A história de Mario, desde o seu nascimento, tem sido escrita com uma caneta cuja tinta ainda não terminou, mas que teima em falhar em certas linhas. Nos primeiros dois anos de vida, Mario Barwuah foi um bebé atormentado por um problema intestinal, que, conjugado com a fraca condição financeira dos pais, obrigou estes a entregarem o menino para a adoção. E é aqui que entra a família Balotelli.

Em Bréscia, para onde se mudou pouco tempo depois de nascer no bairro de Borgo Nuovo, em Palermo, prosseguiu com a sua vida com a família adotiva. Apoiado pelos novos pais, Francesco e Silvia, e pelos três filhos do casal, começou a jogar futebol no Lumezzane, um clube da terceira divisão italiana. A estreia pela equipa sénior aconteceu aos 15 anos e foi aí que despertou o interesse do Inter de Milão.

Balotelli juntou-se aos nerazzurri em 2006 e um ano depois, com 17 anos, estreou-se na Serie A, entrando para o lugar do hondurenho David Suazo. Três dias após a estreia, já marcava (por duas vezes) ao Reggina com a camisola milanesa, na Taça de Itália. O avançado caminhava a passos largos para a fama.

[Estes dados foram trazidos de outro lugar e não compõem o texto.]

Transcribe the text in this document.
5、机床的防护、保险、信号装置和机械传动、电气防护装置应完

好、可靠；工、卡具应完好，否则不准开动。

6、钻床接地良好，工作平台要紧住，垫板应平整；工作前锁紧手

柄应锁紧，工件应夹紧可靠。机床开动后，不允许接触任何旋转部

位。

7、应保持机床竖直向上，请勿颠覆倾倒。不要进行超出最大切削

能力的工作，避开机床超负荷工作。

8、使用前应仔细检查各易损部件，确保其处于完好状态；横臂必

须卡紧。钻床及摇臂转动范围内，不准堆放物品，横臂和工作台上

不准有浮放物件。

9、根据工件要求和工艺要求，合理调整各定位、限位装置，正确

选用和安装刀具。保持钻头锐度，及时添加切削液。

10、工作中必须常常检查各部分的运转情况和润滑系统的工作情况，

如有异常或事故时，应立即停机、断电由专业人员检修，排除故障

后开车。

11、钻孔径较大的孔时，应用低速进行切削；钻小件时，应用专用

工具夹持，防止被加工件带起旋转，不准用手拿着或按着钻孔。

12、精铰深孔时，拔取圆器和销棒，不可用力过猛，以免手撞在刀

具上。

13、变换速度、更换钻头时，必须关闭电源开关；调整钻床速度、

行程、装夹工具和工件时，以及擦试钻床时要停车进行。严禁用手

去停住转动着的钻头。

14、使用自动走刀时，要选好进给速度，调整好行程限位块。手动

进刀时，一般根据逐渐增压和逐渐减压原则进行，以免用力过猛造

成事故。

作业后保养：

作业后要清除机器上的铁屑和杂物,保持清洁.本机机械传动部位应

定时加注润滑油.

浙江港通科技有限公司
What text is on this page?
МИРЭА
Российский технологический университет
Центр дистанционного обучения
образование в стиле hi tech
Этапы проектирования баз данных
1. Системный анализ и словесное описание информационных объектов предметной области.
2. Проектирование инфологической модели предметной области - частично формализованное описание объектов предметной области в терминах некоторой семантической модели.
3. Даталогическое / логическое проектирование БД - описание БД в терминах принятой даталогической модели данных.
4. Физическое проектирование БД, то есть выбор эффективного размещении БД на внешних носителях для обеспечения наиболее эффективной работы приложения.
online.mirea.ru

Foi nos quartos-de-final da competição que chamou realmente a atenção da imprensa italiana e, em especial, do então técnico do Inter, Roberto Mancini. Frente à Juventus FC de Del Piero, Nedvěd e Trezeguet, apontou dois golos decisivos na vitória por 3-2 e passou a partilhar mais vezes a frente de ataque com outro nome conhecido pela sua peculiaridade: Zlatan Ibrahimović.

Balotelli assinou um contrato com o Brescia válido por uma temporada
Fonte: Brescia Calcio

Na época seguinte, Balotelli tornou-se no mais jovem de sempre a marcar pelo emblema de Milão na Liga dos Campeões, com 18 anos e 85 dias. O camisola ‘45’ (número que é imagem de marca do italiano) apresentava-se ao mundo do futebol.

A saída de Milão para Manchester para representar o City, em 2010, foi só uma das muitas polémicas vividas por Mario. Um ano antes, quando se pensava que, com a ida de Ibra para Barcelona, era a vez do miúdo de 20 anos brilhar, a chegada de Samuel Eto’o impediu que isso acontecesse. Balo esteve uma época tapado pelo camaronês, foi apanhado em jogos do rival AC Milan com a camisola do mesmo e rumou a Inglaterra após ser alvo de racismo e de muitas críticas.

Nos citizens, que pagaram cerca de 30 milhões de euros pelo seu passe, foi eleito o Golden Boy de 2010 e, na cerimónia de entrega do prémio, proferiu uma das suas declarações mais caricatas: “Só há um jogador ligeiramente mais forte que eu, que é Messi. Os outros estão todos atrás de mim”.

No Campeonato da Europa de 2012 – o primeiro torneio de seleções que disputou – foi a principal figura da Squadra Azzurra: marcou os dois golos do triunfo sobre a favorita seleção alemã e levou a Itália à final da competição, onde perdeu com a Espanha, na altura a campeã do mundo.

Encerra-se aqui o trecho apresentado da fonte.